If the Leninsky district court verdict is upheld, the Federal Penitentiary Service will determine where Navalny will serve his sentence. It will not necessarily have to be in the Kirov region.

What is the appeals process like?

Navalny's lawyers must appeal the district court's ruling within 10 days to the Kirov Oblast Court. That court must begin considering the appeal within 30 days.

The oblast court's ruling can then be appealed to the Supreme Court, whose ruling is final. The Supreme Court could refuse to hear the case, in which case the oblast court's ruling would be final.

Navalny's defense team has vowed that if he loses all his appeals in Russia, they will take the matter to the European Court of Human Rights. It is unknown how long that process might take or what effect, if any, it might have on Navalny's de facto situation.

Is Navalny facing other legal cases?

Russian prosecutors have opened three other legal cases against Navalny that could be brought to trial. One involves allegations that an advertising company headed by Navalny defrauded the Union of Rightist Forces political party of some $3 million in 2007. The second charges that a postal services company owned by Navalny and his brother deceived the Yves Rocher cosmetics firm. And the third claims he conspired to illegally privatize the Urzhum distillery in Kirov Oblast.



Can Navalny continue his campaign for the September 8 Moscow mayoral election?

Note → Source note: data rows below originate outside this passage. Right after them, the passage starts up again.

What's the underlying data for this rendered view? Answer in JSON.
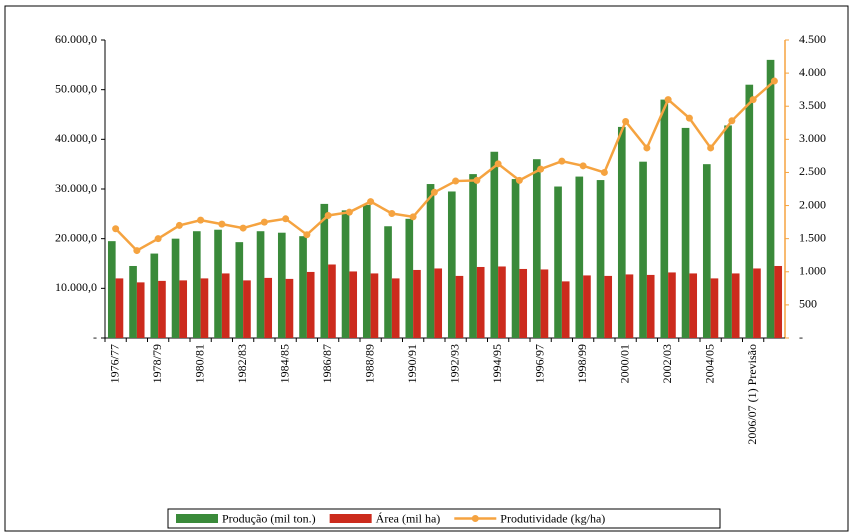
{
  "chart_data": {
    "type": "bar",
    "categories": [
      "1976/77",
      null,
      "1978/79",
      null,
      "1980/81",
      null,
      "1982/83",
      null,
      "1984/85",
      null,
      "1986/87",
      null,
      "1988/89",
      null,
      "1990/91",
      null,
      "1992/93",
      null,
      "1994/95",
      null,
      "1996/97",
      null,
      "1998/99",
      null,
      "2000/01",
      null,
      "2002/03",
      null,
      "2004/05",
      null,
      "2006/07 (1) Previsão",
      null
    ],
    "series": [
      {
        "name": "Produção (mil ton.)",
        "color": "#3a8a3a",
        "values": [
          19500,
          14500,
          17000,
          20000,
          21500,
          21800,
          19300,
          21500,
          21200,
          20500,
          27000,
          25700,
          26800,
          22500,
          24000,
          31000,
          29500,
          33000,
          37500,
          32000,
          36000,
          30500,
          32500,
          31800,
          42500,
          35500,
          48000,
          42300,
          35000,
          42800,
          51000,
          56000
        ]
      },
      {
        "name": "Área (mil ha)",
        "color": "#cc2b1d",
        "values": [
          12000,
          11200,
          11500,
          11600,
          12000,
          13000,
          11600,
          12100,
          11900,
          13300,
          14800,
          13400,
          13000,
          12000,
          13700,
          14000,
          12500,
          14300,
          14400,
          13900,
          13800,
          11400,
          12600,
          12500,
          12800,
          12700,
          13200,
          13000,
          12000,
          13000,
          14000,
          14500
        ]
      },
      {
        "name": "Produtividade (kg/ha)",
        "color": "#f5a340",
        "type": "line",
        "axis": "y2",
        "values": [
          1650,
          1320,
          1500,
          1700,
          1780,
          1720,
          1660,
          1750,
          1800,
          1560,
          1850,
          1900,
          2060,
          1880,
          1830,
          2200,
          2370,
          2380,
          2630,
          2380,
          2550,
          2670,
          2600,
          2500,
          3270,
          2870,
          3600,
          3320,
          2870,
          3280,
          3600,
          3880
        ]
      }
    ],
    "ylim": [
      0,
      60000
    ],
    "yticks": [
      {
        "value": 0,
        "label": "-"
      },
      {
        "value": 10000,
        "label": "10.000,0"
      },
      {
        "value": 20000,
        "label": "20.000,0"
      },
      {
        "value": 30000,
        "label": "30.000,0"
      },
      {
        "value": 40000,
        "label": "40.000,0"
      },
      {
        "value": 50000,
        "label": "50.000,0"
      },
      {
        "value": 60000,
        "label": "60.000,0"
      }
    ],
    "y2lim": [
      0,
      4500
    ],
    "y2ticks": [
      {
        "value": 0,
        "label": "-"
      },
      500,
      {
        "value": 1000,
        "label": "1.000"
      },
      {
        "value": 1500,
        "label": "1.500"
      },
      {
        "value": 2000,
        "label": "2.000"
      },
      {
        "value": 2500,
        "label": "2.500"
      },
      {
        "value": 3000,
        "label": "3.000"
      },
      {
        "value": 3500,
        "label": "3.500"
      },
      {
        "value": 4000,
        "label": "4.000"
      },
      {
        "value": 4500,
        "label": "4.500"
      }
    ],
    "y2color": "#f5a340",
    "legend": "bottom"
  }
}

Navalny can continue his campaign until the appeals process is exhausted, says Russian election-law expert Leonid Kirichenko.

"For now, he is still a candidate -- he can campaign, his headquarters can work. Even the Moscow Election Commission has said this on the basis of the law," Kirichenko explains.

However, Navalny's spokeswoman Anna Veduta said on Twitter after the verdict that Navalny will withdraw from the race. She also said, however, that his Moscow headquarters will continue "to wage a campaign for Navalny."

If the court's verdict is upheld, Navalny would not be able to continue to campaign, Kirichenko adds. If it is upheld after the election, Navalny would not be able to serve as mayor.

Kirichenko says, however, that the appeals process can move very quickly and there is no reason to believe it would drag on beyond the September 8 election day.

Moscow election law states that a candidacy may not be annulled later than five days before the election -- which would mean the latest date that Navalny could be removed would be September 3.

Can Navalny continue his anticorruption campaign?

Navalny has vowed to continue his efforts to expose corruption in Russia. Jailed former oligarch Mikhail Khodorkovsky has been able to communicate from prison and to publish occasional articles and manifestoes.

Navalny's Anticorruption Foundation says it will continue to work and to publish exposes of corruption within the Russian government and state companies. In his final blog post on July 17, Navalny called on everyone to contribute to the effort: "It is clear what needs to be done and how it needs to be done and with what means it must be done. The main thing is to gather one's courage, throw off laziness, and do it. No particular leadership is needed."

Speaking in Kirov after the verdict on July 18, Navalny's wife, Yulia Navalnaya, stressed that her husband's work will go on.

"Our whole family and I have supported and will continue to support him. If anyone hopes that Aleksei's investigations will stop, it's not going to happen," she said. "His Anticorruption Foundation will continue its work."